Not at the bitstream level. However, you can take a place&routed chunk of logic and treat it as a unit. You can replicate it (without repeating P&R), move it around, copy it onto other devices in the same family. This is super useful as most FPGA applications have large repeating structures, but P&R doesn't know that it's a factorable unit. It'll repeat P&R for each instance and you'll get unpredictable timing characteristics.

> Should manufacturers provide new formats closer to final form yet would allow binaries that can be adjusted, kind of like .a .so or even llvm?

> would building whole images for many families of FPGA make sense

You can license libraries that are a P&R'd blob and drop them into your design. There's no easy way to make this generalizable across devices without shipping the original RTL, and conversion from RTL->bitstream is where most of the pain lies.

> Like considering dumping memory content on a PC and reinject it on another with different RAM layout and devices and complaining the OS and programs can't continue running? Is that a sane expectation?

Even worse; it's more like that plus extracting the raw microarchitectural state of a CPU, serializing it in a somewhat arbitrary way, trying to shove that blob into a different CPU and still expecting everything to continue running.

I'm not necessarily complaining, just pointing out this significant difference WRT software programs running on CPUs.

> There are upstream formats targeting FPGAs that can be shared, although yes redoing place and route is slow.

Can you show me an example? I'd like to see this. You do not mean FPGA overlays, correct?

> Should manufacturers provide new formats closer to final form yet would allow binaries that can be adjusted, kind of like .a .so or even llvm?

Like you say, at the very least you will need to re-do place and route. But actually the problem is much worse than this. Different FPGAs have different physical resources. Not just differing amounts of logic area, but different amounts of block RAM, different DSP blocks and in varying numbers, high-speed transceivers, etc. This necessitates making different design trade-offs. Simply shoehorning the same design into different FPGAs, even if it were kind of possible, will not work well.

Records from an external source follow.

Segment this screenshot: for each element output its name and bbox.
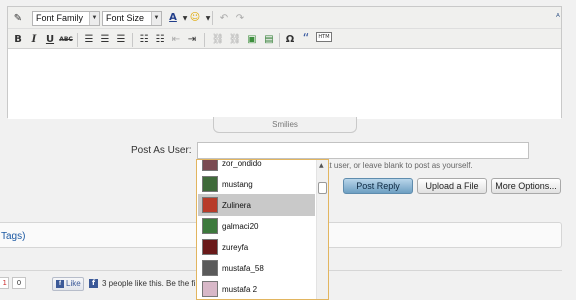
avatar xyxy=(202,281,218,297)
user-name: Zulinera xyxy=(222,200,251,210)
image-icon[interactable]: ▣ xyxy=(245,32,259,46)
special-characters-icon[interactable]: Ω xyxy=(283,32,297,46)
user-list-item[interactable]: mustang xyxy=(198,173,315,195)
facebook-like-button[interactable]: f Like xyxy=(52,277,84,291)
more-options-button[interactable]: More Options... xyxy=(491,178,561,194)
toolbar-divider xyxy=(212,11,213,25)
facebook-like-text: 3 people like this. Be the fi xyxy=(102,279,196,288)
avatar xyxy=(202,239,218,255)
rich-text-editor: ✎ Font Family ▼ Font Size ▼ A ▼ ☺ ▼ ↶ ↷ … xyxy=(7,6,562,119)
toolbar-divider xyxy=(279,33,280,47)
avatar xyxy=(202,260,218,276)
numbered-list-icon[interactable]: ☷ xyxy=(153,32,167,46)
underline-icon[interactable]: U xyxy=(43,32,57,46)
toolbar-divider xyxy=(204,33,205,47)
bold-icon[interactable]: B xyxy=(11,32,25,46)
avatar xyxy=(202,160,218,171)
tags-link[interactable]: Tags) xyxy=(1,231,25,242)
unlink-icon[interactable]: ⛓ xyxy=(228,32,242,46)
scroll-up-icon[interactable]: ▲ xyxy=(319,162,324,169)
message-textarea[interactable] xyxy=(8,49,561,119)
indent-icon[interactable]: ⇥ xyxy=(185,32,199,46)
post-reply-button[interactable]: Post Reply xyxy=(343,178,413,194)
user-list-item[interactable]: mustafa 2 xyxy=(198,278,315,299)
font-family-select[interactable]: Font Family ▼ xyxy=(32,11,100,26)
smiley-icon[interactable]: ☺ xyxy=(188,10,202,24)
user-name: mustafa_58 xyxy=(222,263,264,273)
bulleted-list-icon[interactable]: ☷ xyxy=(137,32,151,46)
post-as-user-label: Post As User: xyxy=(131,145,192,156)
editor-toolbar-bottom: B I U ABC ☰ ☰ ☰ ☷ ☷ ⇤ ⇥ ⛓ ⛓ ▣ ▤ Ω “ HTM xyxy=(8,29,561,49)
align-center-icon[interactable]: ☰ xyxy=(98,32,112,46)
avatar xyxy=(202,176,218,192)
toolbar-divider xyxy=(132,33,133,47)
chevron-down-icon: ▼ xyxy=(89,12,99,25)
user-name: zureyfa xyxy=(222,242,249,252)
google-plus-button[interactable]: 1 xyxy=(0,277,9,289)
outdent-icon[interactable]: ⇤ xyxy=(169,32,183,46)
italic-icon[interactable]: I xyxy=(27,32,41,46)
media-icon[interactable]: ▤ xyxy=(262,32,276,46)
smilies-tab[interactable]: Smilies xyxy=(213,117,357,133)
eraser-icon[interactable]: ✎ xyxy=(11,11,25,25)
dropdown-scrollbar[interactable]: ▲ xyxy=(316,160,328,299)
user-list-item[interactable]: zor_ondido xyxy=(198,159,315,174)
user-autocomplete-dropdown: zor_ondidomustang Zulinera galmaci20 zureyf… xyxy=(196,159,329,300)
avatar xyxy=(202,197,218,213)
align-left-icon[interactable]: ☰ xyxy=(82,32,96,46)
scroll-thumb[interactable] xyxy=(318,182,327,194)
undo-icon[interactable]: ↶ xyxy=(217,11,231,25)
chevron-down-icon: ▼ xyxy=(151,12,161,25)
strikethrough-icon[interactable]: ABC xyxy=(59,32,73,46)
font-family-value: Font Family xyxy=(36,13,84,23)
user-name: zor_ondido xyxy=(222,159,262,168)
facebook-icon: f xyxy=(56,279,64,288)
editor-toolbar-top: ✎ Font Family ▼ Font Size ▼ A ▼ ☺ ▼ ↶ ↷ … xyxy=(8,7,561,29)
user-name: galmaci20 xyxy=(222,221,259,231)
user-list-item[interactable]: galmaci20 xyxy=(198,215,315,237)
upload-file-button[interactable]: Upload a File xyxy=(417,178,487,194)
font-size-select[interactable]: Font Size ▼ xyxy=(102,11,162,26)
quote-icon[interactable]: “ xyxy=(299,32,313,47)
post-as-user-hint: at user, or leave blank to post as yours… xyxy=(325,161,473,170)
user-name: mustang xyxy=(222,179,253,189)
font-size-value: Font Size xyxy=(106,13,145,23)
avatar xyxy=(202,218,218,234)
share-count: 0 xyxy=(12,277,26,289)
user-list-item[interactable]: zureyfa xyxy=(198,236,315,258)
user-list-item[interactable]: mustafa_58 xyxy=(198,257,315,279)
html-icon[interactable]: HTM xyxy=(316,32,332,42)
link-icon[interactable]: ⛓ xyxy=(211,32,225,46)
toolbar-divider xyxy=(77,33,78,47)
align-right-icon[interactable]: ☰ xyxy=(114,32,128,46)
like-label: Like xyxy=(66,279,81,288)
facebook-icon: f xyxy=(89,279,98,288)
user-list-item[interactable]: Zulinera xyxy=(198,194,315,216)
redo-icon[interactable]: ↷ xyxy=(233,11,247,25)
remove-format-icon[interactable]: ᴬ xyxy=(551,11,565,25)
user-name: mustafa 2 xyxy=(222,284,258,294)
post-as-user-input[interactable] xyxy=(197,142,529,159)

> Alternatively, would building whole images for many families of FPGA make sense?

Currently I think that's the only real option. But the extreme overhead, duplication of effort and maintenance burden make it very unattractive.

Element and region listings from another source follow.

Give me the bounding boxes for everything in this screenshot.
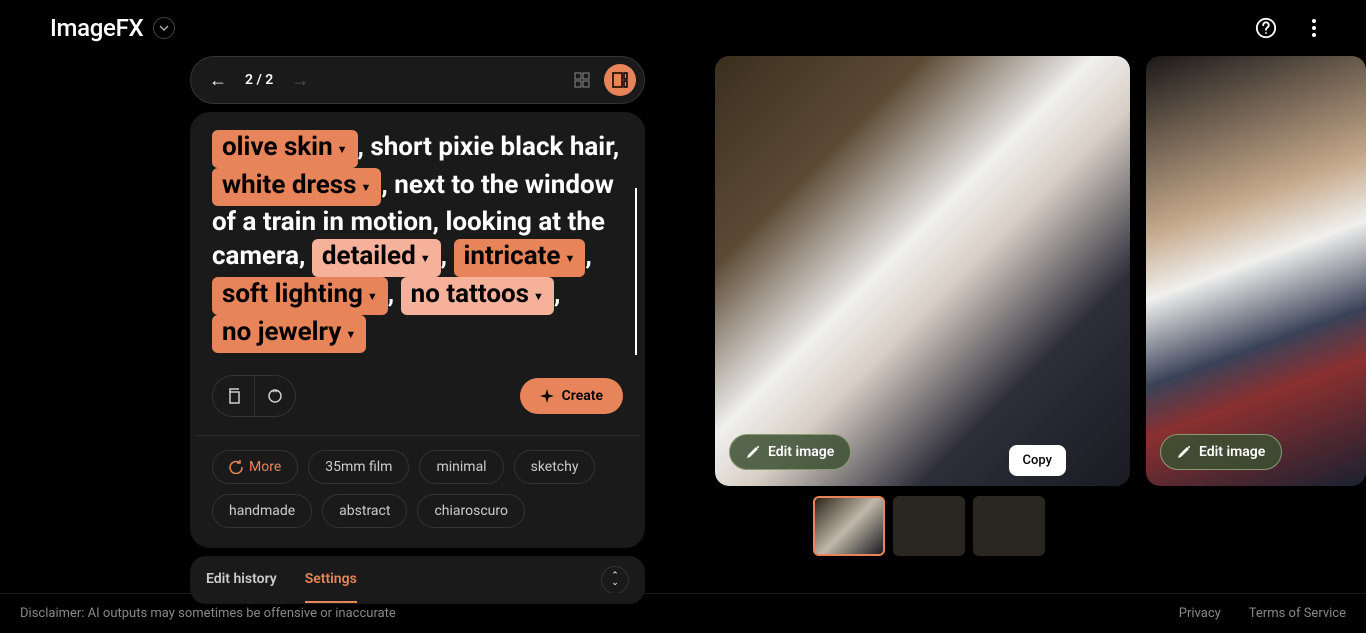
prompt-text[interactable]: olive skin▼, short pixie black hair, whi… [212,130,623,353]
prompt-segment: , [441,241,454,271]
prompt-chip-white-dress[interactable]: white dress▼ [212,168,381,206]
copy-prompt-button[interactable] [212,375,254,417]
privacy-link[interactable]: Privacy [1179,606,1221,621]
next-arrow-icon[interactable]: → [291,70,309,91]
more-suggestions-button[interactable]: More [212,450,298,484]
help-icon[interactable] [1254,16,1278,40]
prompt-chip-olive-skin[interactable]: olive skin▼ [212,130,358,168]
prompt-card: olive skin▼, short pixie black hair, whi… [190,112,645,548]
expand-button[interactable]: ⌃⌄ [601,566,629,594]
prompt-chip-soft-lighting[interactable]: soft lighting▼ [212,277,388,315]
suggestion-chip[interactable]: chiaroscuro [417,494,525,528]
prompt-chip-detailed[interactable]: detailed▼ [312,239,441,277]
suggestion-chip[interactable]: handmade [212,494,312,528]
prompt-chip-no-tattoos[interactable]: no tattoos▼ [401,277,554,315]
suggestion-chip[interactable]: minimal [419,450,503,484]
split-view-button[interactable] [604,64,636,96]
app-logo[interactable]: ImageFX [50,14,143,42]
prompt-chip-no-jewelry[interactable]: no jewelry▼ [212,315,366,353]
generated-image-main[interactable]: Edit image Copy [715,56,1130,486]
prompt-segment: , short pixie black hair, [358,132,620,162]
prompt-chip-intricate[interactable]: intricate▼ [454,239,586,277]
copy-tooltip: Copy [1009,445,1066,476]
prompt-segment: , [585,241,591,271]
terms-link[interactable]: Terms of Service [1249,606,1346,621]
suggestion-chip[interactable]: sketchy [514,450,596,484]
page-indicator: 2 / 2 [245,72,273,88]
thumbnail[interactable] [973,496,1045,556]
prev-arrow-icon[interactable]: ← [209,70,227,91]
suggestion-chip[interactable]: 35mm film [308,450,409,484]
suggestion-chip[interactable]: abstract [322,494,407,528]
shuffle-button[interactable] [254,375,296,417]
disclaimer-text: Disclaimer: AI outputs may sometimes be … [20,606,396,621]
create-button[interactable]: Create [520,378,623,414]
edit-image-button[interactable]: Edit image [1160,434,1282,470]
thumbnail[interactable] [893,496,965,556]
history-nav: ← 2 / 2 → [190,56,645,104]
prompt-segment: , [554,279,560,309]
generated-image-secondary[interactable]: Edit image [1146,56,1366,486]
prompt-segment: , [388,279,401,309]
thumbnail[interactable] [813,496,885,556]
more-menu-icon[interactable] [1302,16,1326,40]
logo-dropdown[interactable] [153,17,175,39]
edit-image-button[interactable]: Edit image [729,434,851,470]
grid-view-button[interactable] [566,64,598,96]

My napkin sketch is some sort of generalized array of partial reconfiguration regions with standardized resources in each region. Accelerator applications can distribute versions targeting different numbers of regions (e.g. one version for FPGAs supporting up to 8 regions, one for FPGAs supporting up to 16 regions, etc.). The FPGA gets loaded with a bitstream supporting a PCIe endpoint and management engine, and some sort of crossbar between regions. At accelerator load time, previously mapped, placed, and routed logical regions used in the application are placed onto actual partial reconfiguration regions and connections between regions are routed appropriately. The idea is to pre-compute as much of the work as possible, leaving a lower dimension problem to solve for final implementation. Timing closure and clock management are left as exercises for the reader :P.

> Can you show me an example? I'd like to see this. You do not mean FPGA overlays, correct?

Some of the coolest work to come out of the Chisel project is their intermediate representation FIRRTL.